The police must do its duty without fear or favour, and senior officer must coax their subordinates to give due regard to the upholding of human rights.
CORRECTIVE MEASURES
Right from lower classes, the curriculum must include lessons which have a moral and impress the psyche of school children, implanting lessons in good manner, love for truth, non-violence and concern for neighbours and their well-being as one’s own well-being can be best guaranteed by the welfare of others. The children as well as grown-up people must be encouraged to adopt a philosophy of life which makes them sure that they cannot go scot-free for their wrong doings, either at the hands of the law of the land or under God’s law of justice from which nobody can escape.

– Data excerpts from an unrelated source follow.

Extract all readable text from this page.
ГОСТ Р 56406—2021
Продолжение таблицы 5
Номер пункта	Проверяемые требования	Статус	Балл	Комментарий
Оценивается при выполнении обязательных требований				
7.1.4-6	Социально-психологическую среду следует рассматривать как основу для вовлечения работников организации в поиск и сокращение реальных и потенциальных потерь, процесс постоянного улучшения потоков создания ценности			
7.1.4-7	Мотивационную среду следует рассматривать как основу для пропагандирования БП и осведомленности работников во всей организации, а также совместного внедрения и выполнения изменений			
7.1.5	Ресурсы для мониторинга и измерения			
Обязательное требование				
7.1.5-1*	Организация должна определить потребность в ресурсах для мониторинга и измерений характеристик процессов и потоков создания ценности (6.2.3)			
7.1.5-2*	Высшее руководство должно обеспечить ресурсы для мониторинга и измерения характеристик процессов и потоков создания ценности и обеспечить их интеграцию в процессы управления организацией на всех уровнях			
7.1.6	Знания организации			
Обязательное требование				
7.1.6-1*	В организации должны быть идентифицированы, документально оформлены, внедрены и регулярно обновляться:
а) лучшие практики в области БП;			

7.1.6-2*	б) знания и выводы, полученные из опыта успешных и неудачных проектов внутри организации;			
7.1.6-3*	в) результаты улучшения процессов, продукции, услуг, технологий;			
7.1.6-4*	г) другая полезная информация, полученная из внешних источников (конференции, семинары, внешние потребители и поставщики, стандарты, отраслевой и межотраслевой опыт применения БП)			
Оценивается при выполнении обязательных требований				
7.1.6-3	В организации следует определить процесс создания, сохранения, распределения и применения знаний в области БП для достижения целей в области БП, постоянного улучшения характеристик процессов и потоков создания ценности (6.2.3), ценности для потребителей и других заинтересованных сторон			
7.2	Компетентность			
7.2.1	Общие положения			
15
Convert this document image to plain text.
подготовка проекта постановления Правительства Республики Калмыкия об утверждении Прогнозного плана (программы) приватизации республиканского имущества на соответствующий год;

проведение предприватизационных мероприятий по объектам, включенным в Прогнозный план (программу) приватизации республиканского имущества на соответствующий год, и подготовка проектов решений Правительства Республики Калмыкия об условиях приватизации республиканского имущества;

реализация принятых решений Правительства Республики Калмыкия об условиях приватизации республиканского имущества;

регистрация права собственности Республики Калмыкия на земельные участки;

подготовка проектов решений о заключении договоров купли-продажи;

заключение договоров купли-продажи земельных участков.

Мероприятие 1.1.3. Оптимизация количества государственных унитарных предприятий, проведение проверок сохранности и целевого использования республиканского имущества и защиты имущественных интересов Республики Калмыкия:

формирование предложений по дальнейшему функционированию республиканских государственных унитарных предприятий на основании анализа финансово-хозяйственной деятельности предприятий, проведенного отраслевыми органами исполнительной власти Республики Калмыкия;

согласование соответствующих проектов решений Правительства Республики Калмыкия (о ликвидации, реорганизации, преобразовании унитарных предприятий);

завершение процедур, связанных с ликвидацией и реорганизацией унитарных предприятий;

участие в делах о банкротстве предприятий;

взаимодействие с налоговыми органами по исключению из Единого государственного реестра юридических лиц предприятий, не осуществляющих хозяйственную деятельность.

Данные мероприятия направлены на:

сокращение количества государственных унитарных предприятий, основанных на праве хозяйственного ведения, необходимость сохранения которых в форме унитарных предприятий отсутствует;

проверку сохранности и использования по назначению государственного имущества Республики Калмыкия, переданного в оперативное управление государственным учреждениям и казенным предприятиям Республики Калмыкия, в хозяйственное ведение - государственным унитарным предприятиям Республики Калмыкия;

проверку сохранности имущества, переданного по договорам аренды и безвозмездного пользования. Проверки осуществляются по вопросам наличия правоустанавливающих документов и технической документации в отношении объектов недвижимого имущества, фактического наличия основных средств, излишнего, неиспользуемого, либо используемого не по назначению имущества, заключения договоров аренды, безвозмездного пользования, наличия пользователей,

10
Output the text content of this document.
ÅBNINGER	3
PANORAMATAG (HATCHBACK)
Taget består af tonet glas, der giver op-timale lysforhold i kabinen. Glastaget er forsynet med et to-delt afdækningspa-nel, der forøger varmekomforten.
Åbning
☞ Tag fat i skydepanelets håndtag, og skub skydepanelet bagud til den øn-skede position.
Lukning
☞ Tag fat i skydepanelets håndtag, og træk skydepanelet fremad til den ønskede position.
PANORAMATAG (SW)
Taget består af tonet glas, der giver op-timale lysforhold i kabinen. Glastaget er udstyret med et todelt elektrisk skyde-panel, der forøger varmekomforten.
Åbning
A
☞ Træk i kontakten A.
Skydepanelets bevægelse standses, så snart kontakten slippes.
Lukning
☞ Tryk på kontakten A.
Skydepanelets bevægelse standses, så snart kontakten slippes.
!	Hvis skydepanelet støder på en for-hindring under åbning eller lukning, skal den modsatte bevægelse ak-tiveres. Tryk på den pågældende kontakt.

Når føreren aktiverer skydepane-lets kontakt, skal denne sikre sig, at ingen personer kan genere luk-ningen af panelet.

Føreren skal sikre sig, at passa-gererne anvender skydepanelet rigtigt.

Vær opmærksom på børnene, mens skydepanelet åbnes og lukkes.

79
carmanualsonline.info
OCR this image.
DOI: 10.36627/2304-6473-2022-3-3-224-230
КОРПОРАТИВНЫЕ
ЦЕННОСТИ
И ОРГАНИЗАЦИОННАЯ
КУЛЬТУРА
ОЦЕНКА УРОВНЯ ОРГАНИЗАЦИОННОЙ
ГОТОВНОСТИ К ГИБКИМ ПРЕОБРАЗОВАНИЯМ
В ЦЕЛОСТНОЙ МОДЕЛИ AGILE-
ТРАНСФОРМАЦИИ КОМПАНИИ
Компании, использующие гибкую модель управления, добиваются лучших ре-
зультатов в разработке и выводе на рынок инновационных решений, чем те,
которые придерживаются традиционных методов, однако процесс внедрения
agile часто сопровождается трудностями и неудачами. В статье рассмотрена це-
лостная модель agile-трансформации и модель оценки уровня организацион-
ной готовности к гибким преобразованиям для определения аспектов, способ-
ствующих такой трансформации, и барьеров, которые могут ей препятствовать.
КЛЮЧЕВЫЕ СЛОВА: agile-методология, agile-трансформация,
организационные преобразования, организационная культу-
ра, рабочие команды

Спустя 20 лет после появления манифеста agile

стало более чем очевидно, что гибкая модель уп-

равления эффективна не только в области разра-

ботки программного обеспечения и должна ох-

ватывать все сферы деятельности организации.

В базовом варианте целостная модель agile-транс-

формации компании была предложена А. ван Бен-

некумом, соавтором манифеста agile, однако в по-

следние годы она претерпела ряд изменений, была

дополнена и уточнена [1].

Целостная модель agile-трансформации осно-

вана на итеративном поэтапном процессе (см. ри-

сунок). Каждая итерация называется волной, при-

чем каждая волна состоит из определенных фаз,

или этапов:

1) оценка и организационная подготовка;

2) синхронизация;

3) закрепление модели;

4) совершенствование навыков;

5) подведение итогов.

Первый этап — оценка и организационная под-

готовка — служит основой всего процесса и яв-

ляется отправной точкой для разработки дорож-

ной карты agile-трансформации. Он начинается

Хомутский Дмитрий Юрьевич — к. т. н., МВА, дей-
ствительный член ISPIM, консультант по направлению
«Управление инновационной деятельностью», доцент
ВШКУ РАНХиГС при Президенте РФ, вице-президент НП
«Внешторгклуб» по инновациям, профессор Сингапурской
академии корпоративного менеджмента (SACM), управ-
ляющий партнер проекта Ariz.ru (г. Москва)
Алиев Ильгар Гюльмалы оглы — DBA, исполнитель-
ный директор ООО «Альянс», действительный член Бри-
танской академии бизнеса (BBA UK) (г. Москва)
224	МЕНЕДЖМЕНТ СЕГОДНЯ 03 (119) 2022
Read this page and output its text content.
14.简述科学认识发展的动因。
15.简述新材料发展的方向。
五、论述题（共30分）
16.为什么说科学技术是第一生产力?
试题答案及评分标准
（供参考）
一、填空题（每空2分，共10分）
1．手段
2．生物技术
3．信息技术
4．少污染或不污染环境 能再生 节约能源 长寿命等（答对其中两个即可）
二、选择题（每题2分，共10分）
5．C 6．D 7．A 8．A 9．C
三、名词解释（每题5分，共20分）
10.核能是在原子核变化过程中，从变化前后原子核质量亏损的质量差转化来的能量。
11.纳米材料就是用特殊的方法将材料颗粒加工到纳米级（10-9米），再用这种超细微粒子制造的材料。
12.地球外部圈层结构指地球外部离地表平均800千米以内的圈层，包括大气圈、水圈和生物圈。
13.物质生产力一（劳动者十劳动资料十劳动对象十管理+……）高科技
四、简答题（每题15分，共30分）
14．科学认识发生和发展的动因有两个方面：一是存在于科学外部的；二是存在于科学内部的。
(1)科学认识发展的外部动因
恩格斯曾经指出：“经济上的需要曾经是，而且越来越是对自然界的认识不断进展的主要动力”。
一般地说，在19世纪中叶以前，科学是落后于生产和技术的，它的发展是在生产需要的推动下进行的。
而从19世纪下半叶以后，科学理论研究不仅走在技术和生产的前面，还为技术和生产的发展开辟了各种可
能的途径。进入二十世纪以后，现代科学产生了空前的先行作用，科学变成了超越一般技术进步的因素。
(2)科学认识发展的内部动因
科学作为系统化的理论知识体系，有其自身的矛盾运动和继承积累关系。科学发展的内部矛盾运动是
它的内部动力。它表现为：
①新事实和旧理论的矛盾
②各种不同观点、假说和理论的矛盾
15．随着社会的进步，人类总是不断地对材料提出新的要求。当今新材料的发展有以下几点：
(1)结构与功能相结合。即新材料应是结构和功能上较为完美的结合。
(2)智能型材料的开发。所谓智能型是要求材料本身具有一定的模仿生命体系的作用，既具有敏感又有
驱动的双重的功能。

People must be made to realise that all religions of the world, in varying forms, speak of man’s accountability for his actions and answerability to what he did. They must believe that:
Kareeb hai yaar roz-e-mehshar / Chhupega kushton ka khoon kyonkar / Jo chup rahegi zubaan-e-khanjar / lahoo pukarega aasteen ka (O friend! The Day of Judgment is near / How will the murder of the victims remain undetected / If the tongue of the dagger will keep mum, still the blood on the sleeve will shout!)